Now let's run our process. We clone taskurotta-getstarted repository for this.
git clone https://github.com/taskurotta/taskurotta-getstarted.git cd taskurotta-getstarted/ mvn clean install
In order for the actors to start working, it is necessary to start the processes. Run them for example 91 pieces.
java -cp target/getstarted-process-1.0-SNAPSHOT.jar ru.taskurotta.example.starter.NotificationModule http://localhost:8081 91
Check in the console
http: // localhost: 8081 / index.html . Select the "Queues" tab. We will see that the coordinator has 91 tasks, which corresponds to the 91st running process.

Now run the coordinator. In the YAML configuration file, only he is defined - without executors. Therefore, after the launch, all the tasks of the process will not be completed and we will see the tasks of the performers standing in line.
java -Xmx64m -jar target/getstarted-process-1.0-SNAPSHOT.jar -f src/main/resources/config-decider.yml
In the configuration file, the first node of our cluster is defined as the Taskurotta server for the coordinator
spreader: - Spreader: class: ru.taskurotta.example.bootstrap.SimpleSpreaderConfig instance: endpoint: "http://localhost:8081" threadPoolSize: 10 readTimeout: 0 connectTimeout: 3000
You can update the list of queues in the console and see that there are tasks awaiting executors.
Now let's run the executors (leave the coordinator to work) and for demonstration we will send them to the second node of the cluster. Since the cluster nodes form a shared memory and an environment for performing internal tasks, it does not matter which server will receive a request from the executor.
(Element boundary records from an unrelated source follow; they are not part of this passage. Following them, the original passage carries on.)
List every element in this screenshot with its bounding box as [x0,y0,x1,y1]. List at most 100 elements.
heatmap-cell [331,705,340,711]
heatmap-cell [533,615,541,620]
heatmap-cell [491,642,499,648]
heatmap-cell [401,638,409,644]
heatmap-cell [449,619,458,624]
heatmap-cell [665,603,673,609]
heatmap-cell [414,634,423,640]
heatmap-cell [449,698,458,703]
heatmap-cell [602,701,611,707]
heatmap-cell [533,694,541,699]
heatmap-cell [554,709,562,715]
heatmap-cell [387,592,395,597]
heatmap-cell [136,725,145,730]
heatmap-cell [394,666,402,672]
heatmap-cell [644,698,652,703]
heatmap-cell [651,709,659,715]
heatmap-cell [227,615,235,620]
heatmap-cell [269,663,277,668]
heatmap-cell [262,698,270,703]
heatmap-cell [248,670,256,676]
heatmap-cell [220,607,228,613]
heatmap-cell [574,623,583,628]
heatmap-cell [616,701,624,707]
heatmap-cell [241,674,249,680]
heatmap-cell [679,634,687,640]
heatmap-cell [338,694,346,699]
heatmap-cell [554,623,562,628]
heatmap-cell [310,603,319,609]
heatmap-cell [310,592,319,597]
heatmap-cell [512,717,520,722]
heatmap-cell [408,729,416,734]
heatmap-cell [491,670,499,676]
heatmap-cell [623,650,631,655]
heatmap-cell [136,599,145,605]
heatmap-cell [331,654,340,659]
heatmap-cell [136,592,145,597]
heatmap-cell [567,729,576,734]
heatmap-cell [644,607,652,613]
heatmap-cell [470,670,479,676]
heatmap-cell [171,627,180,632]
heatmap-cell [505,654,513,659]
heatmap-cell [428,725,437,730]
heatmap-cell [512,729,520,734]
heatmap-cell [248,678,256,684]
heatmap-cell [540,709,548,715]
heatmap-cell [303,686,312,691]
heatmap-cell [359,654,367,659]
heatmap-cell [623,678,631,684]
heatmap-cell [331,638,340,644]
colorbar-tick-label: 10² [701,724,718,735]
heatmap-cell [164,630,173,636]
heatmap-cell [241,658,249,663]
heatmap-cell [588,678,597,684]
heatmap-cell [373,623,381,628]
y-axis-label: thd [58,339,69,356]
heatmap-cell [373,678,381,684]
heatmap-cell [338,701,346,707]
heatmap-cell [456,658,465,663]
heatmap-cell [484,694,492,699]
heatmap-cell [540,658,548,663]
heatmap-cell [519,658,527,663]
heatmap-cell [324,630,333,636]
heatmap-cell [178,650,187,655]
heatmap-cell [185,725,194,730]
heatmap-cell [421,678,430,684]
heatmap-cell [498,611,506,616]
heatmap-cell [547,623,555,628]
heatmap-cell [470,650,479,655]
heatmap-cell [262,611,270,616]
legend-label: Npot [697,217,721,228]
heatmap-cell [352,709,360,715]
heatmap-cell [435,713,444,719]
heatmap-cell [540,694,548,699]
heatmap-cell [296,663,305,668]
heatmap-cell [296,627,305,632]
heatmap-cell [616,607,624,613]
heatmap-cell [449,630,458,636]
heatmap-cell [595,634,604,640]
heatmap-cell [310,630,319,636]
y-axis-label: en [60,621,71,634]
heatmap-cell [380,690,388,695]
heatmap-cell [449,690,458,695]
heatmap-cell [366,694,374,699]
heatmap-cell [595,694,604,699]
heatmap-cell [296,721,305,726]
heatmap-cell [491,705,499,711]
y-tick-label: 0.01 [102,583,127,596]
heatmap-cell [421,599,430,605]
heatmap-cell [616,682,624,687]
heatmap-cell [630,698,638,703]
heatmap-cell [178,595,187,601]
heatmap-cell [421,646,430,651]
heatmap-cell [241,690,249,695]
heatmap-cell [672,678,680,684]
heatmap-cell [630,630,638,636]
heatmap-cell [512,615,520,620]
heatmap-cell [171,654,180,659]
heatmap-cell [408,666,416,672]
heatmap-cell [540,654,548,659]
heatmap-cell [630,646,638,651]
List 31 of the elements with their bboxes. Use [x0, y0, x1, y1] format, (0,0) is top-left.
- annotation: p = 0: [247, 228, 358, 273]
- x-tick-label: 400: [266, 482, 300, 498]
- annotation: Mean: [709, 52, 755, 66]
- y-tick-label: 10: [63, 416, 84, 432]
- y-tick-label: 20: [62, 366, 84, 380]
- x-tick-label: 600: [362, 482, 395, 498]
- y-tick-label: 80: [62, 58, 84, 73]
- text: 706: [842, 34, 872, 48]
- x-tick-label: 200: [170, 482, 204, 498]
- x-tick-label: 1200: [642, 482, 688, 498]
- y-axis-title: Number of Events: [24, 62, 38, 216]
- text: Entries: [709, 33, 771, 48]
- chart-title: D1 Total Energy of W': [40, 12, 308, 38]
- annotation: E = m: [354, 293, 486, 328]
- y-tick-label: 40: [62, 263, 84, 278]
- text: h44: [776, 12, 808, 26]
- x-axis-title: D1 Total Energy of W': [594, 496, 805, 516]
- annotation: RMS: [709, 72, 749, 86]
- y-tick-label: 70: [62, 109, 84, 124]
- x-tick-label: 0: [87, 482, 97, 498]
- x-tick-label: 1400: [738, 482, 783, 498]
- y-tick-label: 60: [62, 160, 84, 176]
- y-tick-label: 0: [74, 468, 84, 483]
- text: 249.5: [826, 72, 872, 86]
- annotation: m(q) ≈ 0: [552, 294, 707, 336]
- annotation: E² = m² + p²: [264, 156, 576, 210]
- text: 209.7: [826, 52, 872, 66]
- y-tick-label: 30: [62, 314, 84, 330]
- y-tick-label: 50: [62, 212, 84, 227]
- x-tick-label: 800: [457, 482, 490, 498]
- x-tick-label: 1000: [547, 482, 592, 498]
java -Xmx64m -jar target/getstarted-process-1.0-SNAPSHOT.jar -f src/main/resources/config-workers.yml
The executors have the second cluster node for interaction:
spreader: - Spreader: class: ru.taskurotta.example.bootstrap.SimpleSpreaderConfig instance: endpoint: "http://localhost:8082" threadPoolSize: 10 readTimeout: 0 connectTimeout: 3000
As a result, all processes must fully work out and this is evident from the queues in the management console.

So far, and all what I would like to share at the moment. We will welcome suggestions and constructive criticism.